Apr 1st 2014

Devicescape & Cornell Explore Wi-Fi on Mars

London, UK, April 1, 2014Devicescape, the company curating the world’s largest Wi-Fi service platform, today announced the company will sponsor Cornell Mars Rover, a team of Cornell University students competing in the University Rover Challenge, to design and build the next generation of Mars rovers that will one day work alongside human explorers in the field.

Analysis of recent data transmitted from the Mars Reconnaissance Orbiter has revealed the presence of what appear to be Wi-Fi signals in the vicinity of the planet. All radio transmissions are subject to signal degradation, explained by inverse square law, but it is believed that the weak signals detected can only be remnants of earth-based communications. If that proves to be the case, the potential for a permanent communications network between the planets exists.

As part of the sponsorship deal, the Cornell students have been tasked with incorporating Devicescape’s advanced Wi-Fi curation technologies and machine learning algorithms into the Rover design.

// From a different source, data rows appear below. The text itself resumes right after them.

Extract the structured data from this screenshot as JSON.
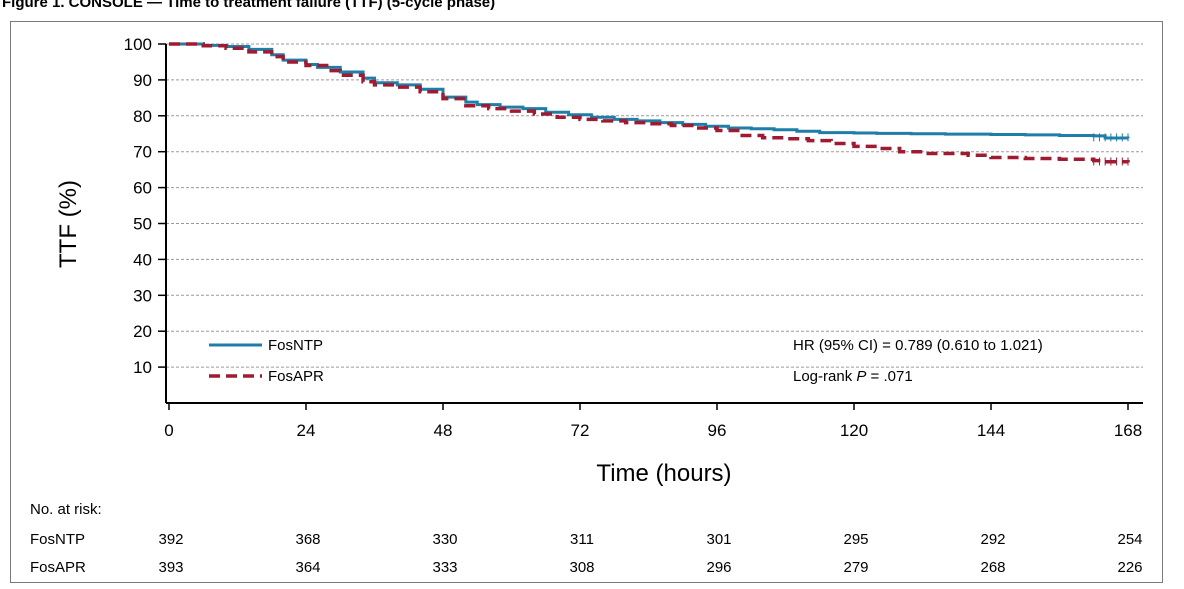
{
  "figure_title": "Figure 1. CONSOLE — Time to treatment failure (TTF) (5-cycle phase)",
  "chart_data": {
    "type": "line",
    "title": "",
    "xlabel": "Time (hours)",
    "ylabel": "TTF (%)",
    "xlim": [
      0,
      168
    ],
    "ylim": [
      0,
      100
    ],
    "xticks": [
      0,
      24,
      48,
      72,
      96,
      120,
      144,
      168
    ],
    "yticks": [
      10,
      20,
      30,
      40,
      50,
      60,
      70,
      80,
      90,
      100
    ],
    "grid": "horizontal dashed",
    "legend_position": "bottom-left",
    "series": [
      {
        "name": "FosNTP",
        "color": "#1f7ea8",
        "style": "solid",
        "x": [
          0,
          6,
          10,
          14,
          18,
          20,
          24,
          26,
          30,
          34,
          36,
          40,
          44,
          48,
          52,
          54,
          58,
          62,
          66,
          70,
          74,
          78,
          82,
          86,
          90,
          94,
          98,
          102,
          106,
          110,
          114,
          120,
          124,
          130,
          136,
          144,
          150,
          156,
          162,
          164,
          168
        ],
        "y": [
          100,
          99.6,
          99.3,
          98.5,
          97,
          95.5,
          94.3,
          93.5,
          92.2,
          90.5,
          89.2,
          88.6,
          87.4,
          85.2,
          83.8,
          83.1,
          82.4,
          82,
          81,
          80.3,
          79.6,
          79,
          78.6,
          78.1,
          77.6,
          77.1,
          76.6,
          76.4,
          76.1,
          75.7,
          75.3,
          75.2,
          75.1,
          75,
          74.9,
          74.8,
          74.7,
          74.5,
          74.4,
          73.8,
          73.7
        ]
      },
      {
        "name": "FosAPR",
        "color": "#9e1b32",
        "style": "dashed",
        "x": [
          0,
          6,
          10,
          14,
          18,
          20,
          24,
          28,
          30,
          34,
          36,
          40,
          44,
          48,
          52,
          56,
          60,
          64,
          68,
          72,
          76,
          80,
          84,
          88,
          92,
          96,
          100,
          104,
          108,
          112,
          116,
          120,
          124,
          128,
          132,
          140,
          144,
          150,
          156,
          162,
          164,
          168
        ],
        "y": [
          100,
          99.5,
          98.8,
          97.8,
          96.5,
          95,
          94,
          92.6,
          91.3,
          89.5,
          88.6,
          88,
          86.7,
          84.8,
          82.8,
          82,
          81.3,
          80.5,
          79.6,
          79,
          78.6,
          78.1,
          77.8,
          77.3,
          76.6,
          75.9,
          74.5,
          73.9,
          73.6,
          73.1,
          72.3,
          71.5,
          70.9,
          70,
          69.5,
          69,
          68.4,
          68.1,
          67.9,
          67.5,
          67.2,
          67
        ]
      }
    ],
    "annotations": {
      "hr": "HR (95% CI) = 0.789 (0.610 to 1.021)",
      "logrank_prefix": "Log-rank ",
      "logrank_p": "P",
      "logrank_value": " = .071"
    },
    "risk_table": {
      "title": "No. at risk:",
      "times": [
        0,
        24,
        48,
        72,
        96,
        120,
        144,
        168
      ],
      "rows": [
        {
          "name": "FosNTP",
          "values": [
            392,
            368,
            330,
            311,
            301,
            295,
            292,
            254
          ]
        },
        {
          "name": "FosAPR",
          "values": [
            393,
            364,
            333,
            308,
            296,
            279,
            268,
            226
          ]
        }
      ]
    }
  }
}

This will enable an assessment of the potential for aggregating and magnifying the signals to create a viable interplanetary Wi-Fi network. A Curated Virtual Network on Mars, using modified Wi-Fi technologies, would extend capacity reach and coverage to allow for a much wider range of scientific investigation and experiment.

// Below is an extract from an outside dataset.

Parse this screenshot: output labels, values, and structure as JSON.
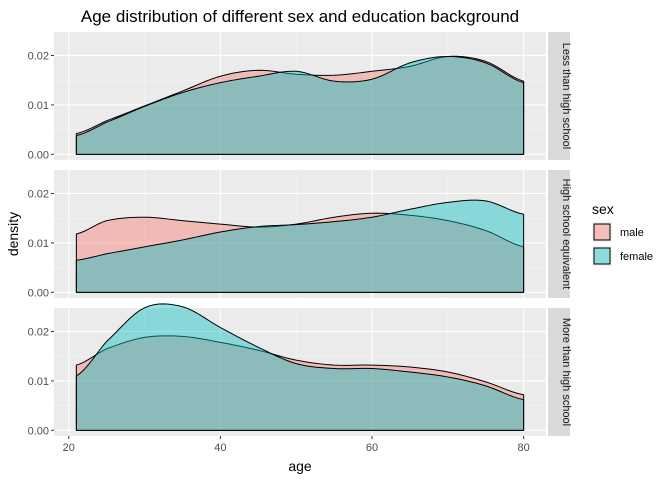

Commenting on the sponsorship, Dave Fraser, Devicescape CEO said, “Devicescape is already responsible for creating the world’s largest Wi-Fi service platform, and it makes sense to use our expertise in this new field of discovery. Although it is a long-term aim, an effective and open communications platform with Mars will be essential to share data and intellectual resources between the earth-based and remote teams.”

The sponsorship will be Fraser’s second experience of space exploration. He was previously CMO of Wind River, the company that developed the operating system for the previous Mars Rover, which began exploring the Red Planet in 2004.